Although the primitive model below shows spikelike superpositions on the standard analytic radius vs. velocity curve, these spikes go away when the initial intrinsic randomness is reduced to zero.

My proposal is to extend the model to two dimensions (cylindrical coordinates) where (1) the results can be visualized more intuitively, and (2) effects of stellar rotation, including initial motion tangent to the star, and centrifugal acceleration, can be included. These additional effects may provide structure within the stellar wind from which intrinsic randomness can grow.

A second, unrelated project will involve analytic, combinatorial proofs calculating the distribution of sides of polygons in trivalent networks.

Favorite Three-Color Cellular Automaton

Rule Chosen: 3225087886188

Reason: Originally, I planned to perform “exhaustive searches” to find interesting automata. My plan was to calculate something like the “two-point correlation function” used to measure the distribution of galaxies in the sky. Interesting automata may tend to have two colors especially close together (on the other hand, close together colors would force others to be further away.) Being a novice at Mathematica, I decided instead to look directly at the bits (actually base 3 “trits” or “trinary bits”) that defined the automaton. This strategy was similar to that used by John Horton Conway when he designed the 2-d automaton, “Life”–that rule was chosen to avoid either uncontrolled growth or ubiquitous extinction.

A more rigorous approach toward bit-design of automata could surely be made, and I could compare over several trials whether bit-designing or exhaustive searches discovered more interesting (class 3 or 4) automata given the same time period.

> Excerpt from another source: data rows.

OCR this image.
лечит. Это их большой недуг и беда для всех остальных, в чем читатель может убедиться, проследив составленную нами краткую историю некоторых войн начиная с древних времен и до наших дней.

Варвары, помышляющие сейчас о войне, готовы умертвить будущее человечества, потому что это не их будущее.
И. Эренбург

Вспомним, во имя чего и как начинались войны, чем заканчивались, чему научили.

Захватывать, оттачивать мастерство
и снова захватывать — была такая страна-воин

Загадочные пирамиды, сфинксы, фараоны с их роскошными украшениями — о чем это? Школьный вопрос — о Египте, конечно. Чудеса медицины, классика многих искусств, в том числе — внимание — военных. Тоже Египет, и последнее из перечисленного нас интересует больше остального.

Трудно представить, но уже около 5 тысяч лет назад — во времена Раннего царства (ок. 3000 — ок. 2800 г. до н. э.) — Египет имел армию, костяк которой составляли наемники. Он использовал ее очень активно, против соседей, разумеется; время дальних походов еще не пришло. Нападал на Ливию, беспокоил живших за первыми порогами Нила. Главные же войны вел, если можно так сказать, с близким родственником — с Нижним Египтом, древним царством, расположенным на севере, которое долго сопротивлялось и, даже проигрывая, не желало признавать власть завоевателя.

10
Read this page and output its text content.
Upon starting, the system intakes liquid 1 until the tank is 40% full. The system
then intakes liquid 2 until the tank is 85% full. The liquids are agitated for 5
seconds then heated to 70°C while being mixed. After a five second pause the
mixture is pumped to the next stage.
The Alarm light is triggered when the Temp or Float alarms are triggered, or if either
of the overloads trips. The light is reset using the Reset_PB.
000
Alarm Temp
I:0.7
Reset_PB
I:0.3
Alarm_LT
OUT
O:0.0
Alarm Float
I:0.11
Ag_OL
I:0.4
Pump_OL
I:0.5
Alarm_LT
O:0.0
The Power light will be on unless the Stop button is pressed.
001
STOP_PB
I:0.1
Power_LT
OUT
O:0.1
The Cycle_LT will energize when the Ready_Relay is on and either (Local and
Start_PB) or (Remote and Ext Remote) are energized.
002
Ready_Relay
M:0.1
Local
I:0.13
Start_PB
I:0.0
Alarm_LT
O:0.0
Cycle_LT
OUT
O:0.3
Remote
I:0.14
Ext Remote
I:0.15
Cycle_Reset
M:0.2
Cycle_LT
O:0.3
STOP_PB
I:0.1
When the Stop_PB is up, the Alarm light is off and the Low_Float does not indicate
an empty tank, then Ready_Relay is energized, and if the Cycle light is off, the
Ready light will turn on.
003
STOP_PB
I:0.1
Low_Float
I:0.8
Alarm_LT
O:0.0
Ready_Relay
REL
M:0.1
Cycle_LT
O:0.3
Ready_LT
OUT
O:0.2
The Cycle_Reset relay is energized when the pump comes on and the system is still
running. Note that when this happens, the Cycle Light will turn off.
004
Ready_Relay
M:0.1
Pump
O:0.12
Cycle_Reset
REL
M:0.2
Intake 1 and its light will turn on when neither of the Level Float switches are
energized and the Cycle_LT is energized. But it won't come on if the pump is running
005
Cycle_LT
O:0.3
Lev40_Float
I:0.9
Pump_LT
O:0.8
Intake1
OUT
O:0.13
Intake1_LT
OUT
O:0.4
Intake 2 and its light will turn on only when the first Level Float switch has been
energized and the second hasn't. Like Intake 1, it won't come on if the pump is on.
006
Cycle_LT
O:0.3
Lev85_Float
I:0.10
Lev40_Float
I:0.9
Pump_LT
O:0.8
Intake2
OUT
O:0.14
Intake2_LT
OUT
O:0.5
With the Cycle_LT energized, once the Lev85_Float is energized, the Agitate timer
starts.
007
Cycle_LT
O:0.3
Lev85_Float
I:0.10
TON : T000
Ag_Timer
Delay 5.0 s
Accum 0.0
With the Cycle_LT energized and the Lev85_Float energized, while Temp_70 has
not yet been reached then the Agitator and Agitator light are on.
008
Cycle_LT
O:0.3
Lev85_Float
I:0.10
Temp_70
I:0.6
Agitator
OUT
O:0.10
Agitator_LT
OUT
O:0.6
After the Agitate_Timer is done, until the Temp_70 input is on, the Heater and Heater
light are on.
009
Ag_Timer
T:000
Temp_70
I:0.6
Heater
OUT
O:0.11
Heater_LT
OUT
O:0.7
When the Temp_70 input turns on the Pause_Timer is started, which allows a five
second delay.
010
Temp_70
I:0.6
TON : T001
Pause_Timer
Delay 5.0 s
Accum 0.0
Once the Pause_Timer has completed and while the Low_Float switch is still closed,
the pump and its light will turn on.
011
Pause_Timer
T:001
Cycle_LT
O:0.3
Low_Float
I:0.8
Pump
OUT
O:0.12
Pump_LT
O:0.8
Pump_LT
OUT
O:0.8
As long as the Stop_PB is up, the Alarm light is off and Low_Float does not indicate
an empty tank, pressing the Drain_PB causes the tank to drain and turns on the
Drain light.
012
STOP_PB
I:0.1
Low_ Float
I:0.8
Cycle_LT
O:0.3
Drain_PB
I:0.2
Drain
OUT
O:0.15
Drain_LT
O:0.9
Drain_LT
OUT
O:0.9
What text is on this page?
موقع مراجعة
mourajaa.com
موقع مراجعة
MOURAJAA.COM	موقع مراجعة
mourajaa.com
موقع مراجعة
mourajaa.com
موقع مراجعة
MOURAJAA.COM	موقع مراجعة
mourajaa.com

Once I found an automaton that seemed interesting, I often fiddled with the individual bits of the automaton number–sometimes by logic, sometimes by intuition, and sometimes randomly. The principles were as follows: at first, I wanted a balance between the digits 0, 1, and 2. I wanted to make sure that the digits 1 and 2 were not treated identically (i.e. 101->1 and 202->2, etc.) or the 3-color automaton would be too obviously an emulation of a 2-color automaton. (The numbering of 3-color automata compared with the 256 2-color automata assures us strict emulations are rare, but a human bit-designing an automaton should be aware of this pitfall. Also, one color could die out quickly, leaving a 2-color automaton.) I tried to avoid too much symmetry, either left/right, or between the colors.